А Олег Ефимович умница мужчина. Всё обустроил чудесным образом. Документы раздобыл. И ведь надо же, буквально до этого в своём доме сгорела медсестра, ровесница мне. Сгодились её документы, и стала я Карелиной Анастасией Степановной.
Лариса Григорьевна и Реваз помогли устроиться в городскую больницу. Дом для жилья предоставил Филимонов Пётр Иванович, выехавший на новое место службы из Барнаула в село Старая Барда. Хороший человек. Что не говори, а везёт мне на хороших людей.
А в начале нового 1935 года главный врач больницы Черников Григорий Алексеевич вызвал меня к себе и сказал, чтобы принимала терапевтическое отделение.

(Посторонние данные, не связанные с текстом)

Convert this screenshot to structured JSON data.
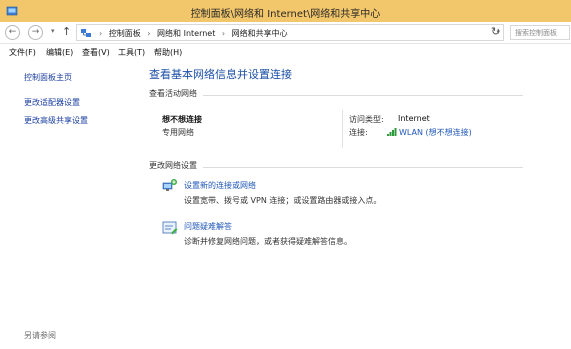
{
  "window": {
    "title": "控制面板\\网络和 Internet\\网络和共享中心"
  },
  "address": {
    "crumbs": [
      "控制面板",
      "网络和 Internet",
      "网络和共享中心"
    ],
    "search_placeholder": "搜索控制面板"
  },
  "menu": {
    "items": [
      "文件(F)",
      "编辑(E)",
      "查看(V)",
      "工具(T)",
      "帮助(H)"
    ]
  },
  "sidebar": {
    "items": [
      "控制面板主页",
      "更改适配器设置",
      "更改高级共享设置"
    ],
    "see_also": "另请参阅"
  },
  "main": {
    "title": "查看基本网络信息并设置连接",
    "active_networks": {
      "heading": "查看活动网络",
      "network_name": "想不想连接",
      "network_type": "专用网络",
      "access_type_label": "访问类型:",
      "access_type_value": "Internet",
      "connection_label": "连接:",
      "connection_value": "WLAN (想不想连接)"
    },
    "change_settings": {
      "heading": "更改网络设置",
      "tasks": [
        {
          "title": "设置新的连接或网络",
          "desc": "设置宽带、拨号或 VPN 连接；或设置路由器或接入点。"
        },
        {
          "title": "问题疑难解答",
          "desc": "诊断并修复网络问题，或者获得疑难解答信息。"
        }
      ]
    }
  },
  "colors": {
    "titlebar": "#f2c66a",
    "link": "#1f57b8",
    "left_link": "#1b3fa0",
    "page_title": "#1a4ea6"
  }
}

Но я не врач, и у меня нет диплома врача, — ответила ему, а он мне:
— Вы, уважаемая Анастасия Степановна, лучше многих врачей в этой больнице. Давно наблюдаю за вами, а как хирургическая сестра вы просто незаменимы. И у меня в больнице работают не бумажки, а люди. Так что, принимайте отделение и без возражений. А диплом в наше время — это не проблема. Будет и диплом, и всё остальное.
Помню, уставилась на него, как баран на новые ворота, что он аж засмеялся и спросил, что это я так смотрю на него, а я ему так прямо и сказала, что сотрудники больницы могут поинтересоваться, почему я врач, а работала медсестрой. А он так спокойно посмотрел на меня и ответил:
— Кто будет спрашивать, отвечайте, что главврач проверял на профпригодность, поэтому не поставил сразу на должность врача. Вопросы тут же отпадут. А если кто не утихомирится, тех уже я поставлю на место. Уверяю вас, все вопросы тут же отпадут.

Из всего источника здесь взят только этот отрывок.